A question that is very often posed and discussed in the context of cloud computing is the question of job security. Yesterday I came across this article in PCWorld that argues that tech support tends to split into two main areas of expertise: helping the client and maintaining the infrastructure. A migration to cloud computing solutions would strongly affect the second area (no more server management, no more license related work, no more patching). The article also mentions some new opportunities of cloud computing that include the handling of a multiplicity of devices accessing data (mobiles, tables, desktops, laptops), the existential importance of having a powerful and robust Internet pipe, and new forms of data backups (from the cloud to local servers or across the cloud) – and finally recommends system admins to embrace the cloud instead ignoring it.
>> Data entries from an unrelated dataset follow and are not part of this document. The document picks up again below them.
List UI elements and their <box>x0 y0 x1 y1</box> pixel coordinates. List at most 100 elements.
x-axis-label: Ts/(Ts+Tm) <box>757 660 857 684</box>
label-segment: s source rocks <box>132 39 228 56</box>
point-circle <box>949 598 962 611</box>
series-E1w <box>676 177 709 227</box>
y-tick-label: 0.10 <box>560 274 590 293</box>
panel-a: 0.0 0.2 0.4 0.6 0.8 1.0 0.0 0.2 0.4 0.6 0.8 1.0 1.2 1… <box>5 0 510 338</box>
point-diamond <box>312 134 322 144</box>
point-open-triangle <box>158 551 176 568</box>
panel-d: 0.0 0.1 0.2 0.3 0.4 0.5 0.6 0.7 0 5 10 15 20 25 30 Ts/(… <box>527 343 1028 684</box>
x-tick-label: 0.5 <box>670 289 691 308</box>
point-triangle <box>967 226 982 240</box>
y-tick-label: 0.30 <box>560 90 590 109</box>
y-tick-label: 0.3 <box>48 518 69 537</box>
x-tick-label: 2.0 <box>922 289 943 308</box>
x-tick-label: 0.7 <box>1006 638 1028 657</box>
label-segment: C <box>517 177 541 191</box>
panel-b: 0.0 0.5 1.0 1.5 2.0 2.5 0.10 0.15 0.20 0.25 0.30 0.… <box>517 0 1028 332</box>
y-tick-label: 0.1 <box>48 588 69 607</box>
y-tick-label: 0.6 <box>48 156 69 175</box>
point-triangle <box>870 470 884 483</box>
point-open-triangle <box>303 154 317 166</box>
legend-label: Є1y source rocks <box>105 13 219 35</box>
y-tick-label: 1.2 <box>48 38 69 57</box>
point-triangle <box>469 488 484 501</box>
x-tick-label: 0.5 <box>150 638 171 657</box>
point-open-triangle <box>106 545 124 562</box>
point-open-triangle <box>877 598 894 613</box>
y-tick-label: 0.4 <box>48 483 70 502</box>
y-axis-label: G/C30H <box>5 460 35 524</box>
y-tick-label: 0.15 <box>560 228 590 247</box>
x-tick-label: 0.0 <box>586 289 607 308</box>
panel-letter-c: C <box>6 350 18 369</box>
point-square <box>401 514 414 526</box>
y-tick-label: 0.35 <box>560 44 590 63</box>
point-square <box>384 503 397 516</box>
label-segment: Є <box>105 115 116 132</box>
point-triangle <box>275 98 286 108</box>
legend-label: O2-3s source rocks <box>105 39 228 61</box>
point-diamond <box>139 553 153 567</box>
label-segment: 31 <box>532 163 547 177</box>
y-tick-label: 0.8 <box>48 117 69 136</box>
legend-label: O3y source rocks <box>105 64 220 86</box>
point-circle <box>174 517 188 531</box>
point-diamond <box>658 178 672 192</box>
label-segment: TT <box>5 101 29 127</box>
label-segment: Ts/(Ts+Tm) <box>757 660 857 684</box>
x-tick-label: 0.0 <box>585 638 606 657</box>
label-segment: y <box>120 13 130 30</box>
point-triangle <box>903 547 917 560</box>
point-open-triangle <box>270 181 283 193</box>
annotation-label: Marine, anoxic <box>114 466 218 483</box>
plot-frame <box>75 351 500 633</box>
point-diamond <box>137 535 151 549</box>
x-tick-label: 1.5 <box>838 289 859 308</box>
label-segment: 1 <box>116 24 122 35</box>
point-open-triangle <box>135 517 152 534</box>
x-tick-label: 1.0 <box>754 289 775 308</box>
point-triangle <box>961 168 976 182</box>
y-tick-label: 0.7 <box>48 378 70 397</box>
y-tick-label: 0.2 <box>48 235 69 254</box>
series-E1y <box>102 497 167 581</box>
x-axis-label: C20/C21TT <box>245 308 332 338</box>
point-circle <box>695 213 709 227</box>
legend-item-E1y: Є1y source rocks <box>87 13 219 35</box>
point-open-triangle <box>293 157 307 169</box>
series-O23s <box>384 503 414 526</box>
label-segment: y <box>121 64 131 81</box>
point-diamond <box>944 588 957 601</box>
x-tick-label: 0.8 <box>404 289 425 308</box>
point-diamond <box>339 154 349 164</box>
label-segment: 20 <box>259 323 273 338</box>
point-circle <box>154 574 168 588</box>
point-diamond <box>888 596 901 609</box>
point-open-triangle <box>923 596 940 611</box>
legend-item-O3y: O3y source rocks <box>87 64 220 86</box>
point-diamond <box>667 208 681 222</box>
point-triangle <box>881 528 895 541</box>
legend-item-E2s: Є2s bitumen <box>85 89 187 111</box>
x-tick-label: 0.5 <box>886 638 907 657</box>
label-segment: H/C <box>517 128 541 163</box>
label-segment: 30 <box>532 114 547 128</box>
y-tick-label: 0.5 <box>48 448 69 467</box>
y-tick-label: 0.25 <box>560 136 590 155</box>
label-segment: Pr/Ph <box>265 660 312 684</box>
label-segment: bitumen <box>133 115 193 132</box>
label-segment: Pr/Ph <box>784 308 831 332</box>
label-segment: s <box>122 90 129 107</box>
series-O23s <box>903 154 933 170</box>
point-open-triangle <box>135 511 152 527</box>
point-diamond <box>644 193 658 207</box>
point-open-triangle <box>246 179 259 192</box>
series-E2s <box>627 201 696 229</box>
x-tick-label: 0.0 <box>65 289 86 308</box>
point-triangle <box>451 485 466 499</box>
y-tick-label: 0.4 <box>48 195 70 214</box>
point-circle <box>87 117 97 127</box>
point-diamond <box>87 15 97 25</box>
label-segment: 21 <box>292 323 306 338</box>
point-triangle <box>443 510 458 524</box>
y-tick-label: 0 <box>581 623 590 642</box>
The article doesn’t make a difference between small and large organizations, which is missing in my opinion. Many small organizations (with core competence outside IT, but even small software companies) have already started several years ago to outsource IT Management to Managed Service Providers that maintain infrastructure and applications on behalf of their clients. For those small organizations, changing to cloud applications is no big shift anymore.
The big shift will happen within big organizations and the service providers and hosters themselves. But I rather expect the daily work life of an IT administrator more interesting and multi-fold than before. He needs to confront new domains of expertise, work with new tools, and thus acquire some new skills. Just to list a few examples:

  • He will need to work with different cloud models (IaaS, PaaS, SaaS) and with solutions that integrate between different clouds
  • Single-Sign-On and key-management solutions across heterogeneous platforms are particularly important in cloud environments
  • Automation of work-flows and operations via Cloud APIs will leverage the power of cloud computing and drive the development and usage of new tools (like Rightscale, Puppet, or Chef)

Don’t forget that cloud computing doesn’t mean that the operating system will disappear. It is still a part of the cloud stack and maintaining IaaS deployments (like Amazon EC2) require strong Linux or Windows knowledge. IT administrators shouldn’t worry when they read about the rise of cloud computing – there will still be a lot of work to do for them and even more interesting and challenging tasks.